Nair Hospital Team Introduced Revolutionary Method In India
Open Heart surgery’s Golden Jubilee
It was literally a hearty occasion as cardiac surgeons–some retired, many practising and many more in–training–converged at Nair Hospital’s auditorium to observe the golden jubilee of the first time a faulty heart was fixed through openheart surgery in India.

"It was here in Nair Hospital on February 15, 1961, that Dr K N Dastur performed the country’s first open–heart surgery to fix the hole in 19–year–old Hemlata’s heart," said Nair Hospital dean Dr R Rananavre on Tuesday. Two surviving members of that team, urologist Dr F P Soonawala and technician P Patel, were on the dais and received a standing ovation.
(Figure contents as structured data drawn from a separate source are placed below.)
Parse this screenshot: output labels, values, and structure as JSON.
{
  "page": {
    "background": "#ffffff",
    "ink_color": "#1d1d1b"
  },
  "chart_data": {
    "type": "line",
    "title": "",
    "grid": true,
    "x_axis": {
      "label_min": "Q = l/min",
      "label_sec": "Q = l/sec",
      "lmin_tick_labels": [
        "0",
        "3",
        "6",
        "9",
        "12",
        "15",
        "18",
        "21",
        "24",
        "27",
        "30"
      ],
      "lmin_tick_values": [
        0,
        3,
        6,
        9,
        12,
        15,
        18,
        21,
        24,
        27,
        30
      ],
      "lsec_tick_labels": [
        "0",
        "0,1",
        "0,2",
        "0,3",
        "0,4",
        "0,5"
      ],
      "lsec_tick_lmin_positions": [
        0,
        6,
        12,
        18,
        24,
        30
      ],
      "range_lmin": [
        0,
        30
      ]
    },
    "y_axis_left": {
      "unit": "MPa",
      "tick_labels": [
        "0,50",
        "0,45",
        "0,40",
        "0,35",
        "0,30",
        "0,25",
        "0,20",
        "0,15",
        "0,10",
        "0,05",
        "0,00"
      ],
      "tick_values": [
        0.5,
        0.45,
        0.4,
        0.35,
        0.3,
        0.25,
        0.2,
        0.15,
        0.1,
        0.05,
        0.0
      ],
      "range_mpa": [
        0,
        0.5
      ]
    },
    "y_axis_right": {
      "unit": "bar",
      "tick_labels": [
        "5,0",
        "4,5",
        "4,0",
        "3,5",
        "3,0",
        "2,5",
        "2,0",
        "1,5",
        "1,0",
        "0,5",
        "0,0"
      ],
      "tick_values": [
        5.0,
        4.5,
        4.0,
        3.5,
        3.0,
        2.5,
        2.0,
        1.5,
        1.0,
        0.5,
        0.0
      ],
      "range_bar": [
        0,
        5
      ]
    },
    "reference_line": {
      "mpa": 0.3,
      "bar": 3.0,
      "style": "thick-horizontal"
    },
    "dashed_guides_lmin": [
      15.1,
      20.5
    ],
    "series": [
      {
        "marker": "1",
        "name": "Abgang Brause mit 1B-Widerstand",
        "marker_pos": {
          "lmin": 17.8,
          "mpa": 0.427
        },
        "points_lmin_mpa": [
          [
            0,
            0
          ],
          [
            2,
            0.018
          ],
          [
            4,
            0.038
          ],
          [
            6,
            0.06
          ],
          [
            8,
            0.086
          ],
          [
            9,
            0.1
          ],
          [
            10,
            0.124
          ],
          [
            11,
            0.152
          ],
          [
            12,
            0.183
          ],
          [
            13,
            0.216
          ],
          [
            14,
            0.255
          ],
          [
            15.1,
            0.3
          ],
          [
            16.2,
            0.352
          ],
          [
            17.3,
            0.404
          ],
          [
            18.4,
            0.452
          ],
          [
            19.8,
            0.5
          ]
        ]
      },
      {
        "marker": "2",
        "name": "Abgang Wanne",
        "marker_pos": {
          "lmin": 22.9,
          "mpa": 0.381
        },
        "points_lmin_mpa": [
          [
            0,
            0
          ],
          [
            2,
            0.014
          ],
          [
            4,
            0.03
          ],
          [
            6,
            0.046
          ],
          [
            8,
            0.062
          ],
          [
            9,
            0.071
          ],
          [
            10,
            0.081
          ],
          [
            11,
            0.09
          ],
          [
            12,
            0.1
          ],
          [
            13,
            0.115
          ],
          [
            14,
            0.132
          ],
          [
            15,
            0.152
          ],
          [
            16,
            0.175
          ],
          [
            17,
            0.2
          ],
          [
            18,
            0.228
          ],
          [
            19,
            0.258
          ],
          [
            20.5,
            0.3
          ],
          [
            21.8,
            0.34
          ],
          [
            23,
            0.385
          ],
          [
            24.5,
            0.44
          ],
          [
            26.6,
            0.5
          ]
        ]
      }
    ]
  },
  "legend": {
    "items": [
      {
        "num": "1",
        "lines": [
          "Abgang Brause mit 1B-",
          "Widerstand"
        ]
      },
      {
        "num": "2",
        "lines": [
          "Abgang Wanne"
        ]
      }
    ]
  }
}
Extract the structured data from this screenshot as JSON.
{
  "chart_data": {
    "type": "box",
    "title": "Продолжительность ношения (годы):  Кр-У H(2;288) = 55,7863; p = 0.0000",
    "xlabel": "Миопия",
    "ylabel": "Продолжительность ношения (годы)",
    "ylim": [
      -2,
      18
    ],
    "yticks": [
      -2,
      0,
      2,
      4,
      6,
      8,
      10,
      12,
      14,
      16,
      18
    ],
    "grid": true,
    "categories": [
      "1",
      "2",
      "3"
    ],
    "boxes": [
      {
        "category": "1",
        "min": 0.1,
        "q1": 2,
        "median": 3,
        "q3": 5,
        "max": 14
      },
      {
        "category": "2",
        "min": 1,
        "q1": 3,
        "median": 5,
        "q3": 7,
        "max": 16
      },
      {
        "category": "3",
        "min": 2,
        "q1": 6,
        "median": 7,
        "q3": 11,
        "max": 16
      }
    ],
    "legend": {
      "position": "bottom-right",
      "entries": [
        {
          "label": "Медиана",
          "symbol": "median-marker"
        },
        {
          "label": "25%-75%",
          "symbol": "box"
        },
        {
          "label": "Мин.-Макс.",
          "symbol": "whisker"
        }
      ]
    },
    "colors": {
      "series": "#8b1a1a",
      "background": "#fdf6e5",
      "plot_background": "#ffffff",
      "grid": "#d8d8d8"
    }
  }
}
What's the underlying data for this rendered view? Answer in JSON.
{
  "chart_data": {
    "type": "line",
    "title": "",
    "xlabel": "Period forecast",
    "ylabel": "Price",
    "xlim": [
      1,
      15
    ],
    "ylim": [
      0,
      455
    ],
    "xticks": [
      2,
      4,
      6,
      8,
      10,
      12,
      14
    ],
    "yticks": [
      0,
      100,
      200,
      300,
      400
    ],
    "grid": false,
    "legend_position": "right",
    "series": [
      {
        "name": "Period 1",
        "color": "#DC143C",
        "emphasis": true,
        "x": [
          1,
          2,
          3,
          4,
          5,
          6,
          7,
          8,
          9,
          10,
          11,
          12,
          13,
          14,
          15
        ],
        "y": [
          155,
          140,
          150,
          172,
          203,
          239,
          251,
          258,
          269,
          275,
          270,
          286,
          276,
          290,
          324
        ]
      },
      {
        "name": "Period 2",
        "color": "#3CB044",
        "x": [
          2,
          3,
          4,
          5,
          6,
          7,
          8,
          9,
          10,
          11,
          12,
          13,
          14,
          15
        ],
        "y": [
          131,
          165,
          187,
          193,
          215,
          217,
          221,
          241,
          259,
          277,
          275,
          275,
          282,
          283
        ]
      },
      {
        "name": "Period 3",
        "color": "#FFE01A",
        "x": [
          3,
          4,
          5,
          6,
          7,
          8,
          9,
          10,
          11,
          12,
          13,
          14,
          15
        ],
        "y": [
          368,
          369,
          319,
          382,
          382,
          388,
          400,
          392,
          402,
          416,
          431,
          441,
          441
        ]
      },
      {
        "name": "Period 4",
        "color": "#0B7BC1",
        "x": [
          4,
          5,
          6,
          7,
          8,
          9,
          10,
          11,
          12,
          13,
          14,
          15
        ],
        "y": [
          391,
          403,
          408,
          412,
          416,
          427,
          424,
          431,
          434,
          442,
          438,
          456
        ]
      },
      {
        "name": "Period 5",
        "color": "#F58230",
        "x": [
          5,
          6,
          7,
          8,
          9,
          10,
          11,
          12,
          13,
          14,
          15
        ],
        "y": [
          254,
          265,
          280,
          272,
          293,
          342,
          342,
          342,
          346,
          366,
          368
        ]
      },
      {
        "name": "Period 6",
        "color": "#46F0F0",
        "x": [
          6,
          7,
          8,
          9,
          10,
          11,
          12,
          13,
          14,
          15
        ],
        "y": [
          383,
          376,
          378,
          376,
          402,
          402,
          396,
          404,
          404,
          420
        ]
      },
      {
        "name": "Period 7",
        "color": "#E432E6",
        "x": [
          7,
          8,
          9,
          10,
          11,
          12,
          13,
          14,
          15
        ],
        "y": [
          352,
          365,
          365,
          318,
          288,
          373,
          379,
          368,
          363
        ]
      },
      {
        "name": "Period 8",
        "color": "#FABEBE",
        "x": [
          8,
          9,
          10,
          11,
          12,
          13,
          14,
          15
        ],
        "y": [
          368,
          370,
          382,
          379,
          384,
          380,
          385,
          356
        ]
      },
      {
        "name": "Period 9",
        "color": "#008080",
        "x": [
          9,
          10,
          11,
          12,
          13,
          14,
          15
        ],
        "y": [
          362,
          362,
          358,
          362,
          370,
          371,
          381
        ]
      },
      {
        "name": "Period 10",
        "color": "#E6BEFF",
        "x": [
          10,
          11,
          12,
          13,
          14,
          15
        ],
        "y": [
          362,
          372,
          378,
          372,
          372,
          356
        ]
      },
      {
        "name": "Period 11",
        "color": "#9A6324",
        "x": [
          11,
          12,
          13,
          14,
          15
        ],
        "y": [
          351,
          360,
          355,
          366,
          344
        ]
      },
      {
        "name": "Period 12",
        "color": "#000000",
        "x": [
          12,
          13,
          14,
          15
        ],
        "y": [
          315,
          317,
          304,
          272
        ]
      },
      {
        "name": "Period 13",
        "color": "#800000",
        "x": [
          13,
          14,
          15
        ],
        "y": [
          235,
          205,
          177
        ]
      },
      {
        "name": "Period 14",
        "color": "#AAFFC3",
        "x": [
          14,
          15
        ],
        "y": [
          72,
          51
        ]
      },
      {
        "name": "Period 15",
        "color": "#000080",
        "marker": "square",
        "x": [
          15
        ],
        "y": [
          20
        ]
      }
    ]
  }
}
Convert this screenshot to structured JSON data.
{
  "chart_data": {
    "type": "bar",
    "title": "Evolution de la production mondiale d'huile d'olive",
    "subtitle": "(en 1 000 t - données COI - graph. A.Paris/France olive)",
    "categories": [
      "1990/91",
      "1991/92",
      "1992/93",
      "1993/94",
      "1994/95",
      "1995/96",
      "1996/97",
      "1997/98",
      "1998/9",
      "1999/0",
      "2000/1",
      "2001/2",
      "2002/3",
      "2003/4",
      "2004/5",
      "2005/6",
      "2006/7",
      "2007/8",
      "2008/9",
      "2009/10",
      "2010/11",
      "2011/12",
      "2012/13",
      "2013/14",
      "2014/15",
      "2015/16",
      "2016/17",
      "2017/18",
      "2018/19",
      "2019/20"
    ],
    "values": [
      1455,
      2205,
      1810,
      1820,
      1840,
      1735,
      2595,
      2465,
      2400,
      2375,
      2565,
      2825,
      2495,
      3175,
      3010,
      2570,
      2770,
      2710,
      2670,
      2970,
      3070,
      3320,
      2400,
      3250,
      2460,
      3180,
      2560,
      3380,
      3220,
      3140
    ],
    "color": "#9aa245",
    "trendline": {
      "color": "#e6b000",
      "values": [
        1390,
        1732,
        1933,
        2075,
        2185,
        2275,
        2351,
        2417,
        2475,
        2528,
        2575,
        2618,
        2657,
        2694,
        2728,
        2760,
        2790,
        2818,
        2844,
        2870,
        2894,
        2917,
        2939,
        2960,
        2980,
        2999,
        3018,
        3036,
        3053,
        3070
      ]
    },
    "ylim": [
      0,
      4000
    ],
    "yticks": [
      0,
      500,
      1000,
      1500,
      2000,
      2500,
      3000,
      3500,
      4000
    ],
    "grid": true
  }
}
Speakers said the Nair team’s achievement should be viewed against the ground realities of that time. "Now we can easily import devices but 50 years back it was next to impossible to import a device or any equipment," said Dr K Nagale, the current head of Nair Hospital’s cardiothoracic department. Dr Dastur, who worked as an honorary doctor at the hospital, drew a blueprint of a heart–lung machine and approached a steel manufacturer to make it for which he pooled in his own money. "They then conducted canine experiments before performing the first operation," said the dean.

The biggest achievement of Nair Hospital’s surgery was the fact that it led to the setting up of open heart surgery units in various hospitals across the city and the country. "Dr Dastur himself set up the departments at Breach Candy and Nanavati Hospitals," said Dr Soonawalla.

Open Heart surgery’s Golden Jubilee
Dr Dastur’s students too went on a trip down memory lane. Dr Ratna Mangotra, the country’s first woman cardiac surgeon, paid a power–point tribute to her teacher. "He truly believed in the line that whatever we do here should be for the advancement of science and not for personal glory. He often referred to himself as a general surgeon who went wherever blood vessels did," she said.

Dr Dastur’s contemporary Dr B Kalke talked about the need for better laboratory research facilities in the country. "Although Dr Dastur performed the surgery in 1961, he began his laboratory work four to five years earlier. In the West, it would not have taken so long as they have better resources. We have to include laboratory work as part of the medical curriculum so that we can evolve to an extent to become the leaders," he said.

The civic–run hospital conducts 700 heart surgeries every year in its two operation theatres. "The auspicious start was made by Dr Dastur and his team 50 years back," added Dr Nagle.